Die Praxisrelevanz der von ihm und seinen Mitarbeitern entwickelten Methoden wird durch zahlreiche erfolgreiche Industriekooperationen sowie dadurch belegt, dass sein Lehrstuhl hinsichtlich der Anzahl der erteilten Patente der Spitzenreiter seiner Fakultät ist.

Beethovens Elise in Fuzzy-Fassung

In seiner Abschiedsvorlesung stellte er heraus, dass er ein besonders reizvolles Potential von Fuzzy Control in nichttechnischen Anwendungen sieht. So stellte er ein Fuzzy-System vor, das, ausgehend von einem Foto, eine Zeichnung anfertigt, deren "ästhetische Handschrift" durch wählbare Parameter beeinflussbar ist (mögliche Anwendungen außerhalb der Ästhetik liegen in der Bildanalyse, beispielsweise zur Tumorerkennung). Ferner präsentierte er ein Fuzzy-System, das ein in Notenform vorliegendes Musikstück - hier Beethovens "Für Elise" - in einer Form abspielt, wie es Klavierschüler tun, die keine technische Schwierigkeit mehr und die Anfangsgründe einer musikalischen Interpretation verinnerlicht haben.

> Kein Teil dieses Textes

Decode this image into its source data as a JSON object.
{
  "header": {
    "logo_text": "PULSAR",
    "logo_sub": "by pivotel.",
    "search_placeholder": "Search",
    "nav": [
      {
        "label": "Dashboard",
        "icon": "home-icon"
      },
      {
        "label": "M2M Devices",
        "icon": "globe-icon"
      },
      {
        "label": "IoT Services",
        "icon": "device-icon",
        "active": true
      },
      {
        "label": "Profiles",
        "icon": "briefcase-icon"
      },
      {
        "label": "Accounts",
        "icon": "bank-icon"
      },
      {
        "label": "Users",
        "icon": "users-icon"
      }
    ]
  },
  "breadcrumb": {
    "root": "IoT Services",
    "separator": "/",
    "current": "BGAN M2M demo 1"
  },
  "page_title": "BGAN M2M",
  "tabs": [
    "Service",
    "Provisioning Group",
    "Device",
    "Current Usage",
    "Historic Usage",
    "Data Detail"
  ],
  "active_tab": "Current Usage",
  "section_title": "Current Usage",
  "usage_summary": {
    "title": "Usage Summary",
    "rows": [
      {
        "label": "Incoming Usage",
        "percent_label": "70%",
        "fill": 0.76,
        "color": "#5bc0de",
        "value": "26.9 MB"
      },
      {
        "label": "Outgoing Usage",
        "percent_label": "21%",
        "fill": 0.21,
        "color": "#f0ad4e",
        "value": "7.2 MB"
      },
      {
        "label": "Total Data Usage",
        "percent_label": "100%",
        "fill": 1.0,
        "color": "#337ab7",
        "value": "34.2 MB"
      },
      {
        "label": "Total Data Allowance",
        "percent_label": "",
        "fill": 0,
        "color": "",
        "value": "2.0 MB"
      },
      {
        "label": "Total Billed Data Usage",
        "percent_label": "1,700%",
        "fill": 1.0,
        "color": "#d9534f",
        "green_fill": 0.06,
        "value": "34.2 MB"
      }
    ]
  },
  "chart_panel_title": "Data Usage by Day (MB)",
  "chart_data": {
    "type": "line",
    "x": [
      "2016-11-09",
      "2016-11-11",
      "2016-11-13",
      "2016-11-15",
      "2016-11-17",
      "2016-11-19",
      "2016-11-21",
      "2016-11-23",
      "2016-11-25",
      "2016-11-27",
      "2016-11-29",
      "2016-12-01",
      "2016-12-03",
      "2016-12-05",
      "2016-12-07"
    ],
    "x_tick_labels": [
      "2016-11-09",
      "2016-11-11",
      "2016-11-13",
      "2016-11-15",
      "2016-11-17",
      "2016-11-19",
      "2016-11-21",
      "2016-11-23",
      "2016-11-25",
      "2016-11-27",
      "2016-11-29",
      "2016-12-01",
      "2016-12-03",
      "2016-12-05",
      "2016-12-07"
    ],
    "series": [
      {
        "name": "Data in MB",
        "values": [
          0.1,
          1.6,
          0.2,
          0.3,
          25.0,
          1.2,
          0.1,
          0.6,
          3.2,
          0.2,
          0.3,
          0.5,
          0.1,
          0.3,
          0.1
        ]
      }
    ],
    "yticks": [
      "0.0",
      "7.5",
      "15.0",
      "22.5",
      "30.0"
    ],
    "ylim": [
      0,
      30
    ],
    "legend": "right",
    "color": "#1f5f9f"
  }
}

Im laufenden Semester hält Herr Kiendl noch seine Vorlesungen, da das Verfahren zur Wiederbesetzung seines Lehrstuhls bisher noch nicht erfolgreich abgeschlossen ist. Ferner führt er seine Arbeiten im Sonderforschungsbereich bis zum Auslauf der 2. Förderperiode (Ende 2002) weiter. Für die Zeit danach möchte er vor allem die in den "Spielwiesen der Regelungstechnik" aufgezeigten Themen weiter verfolgen.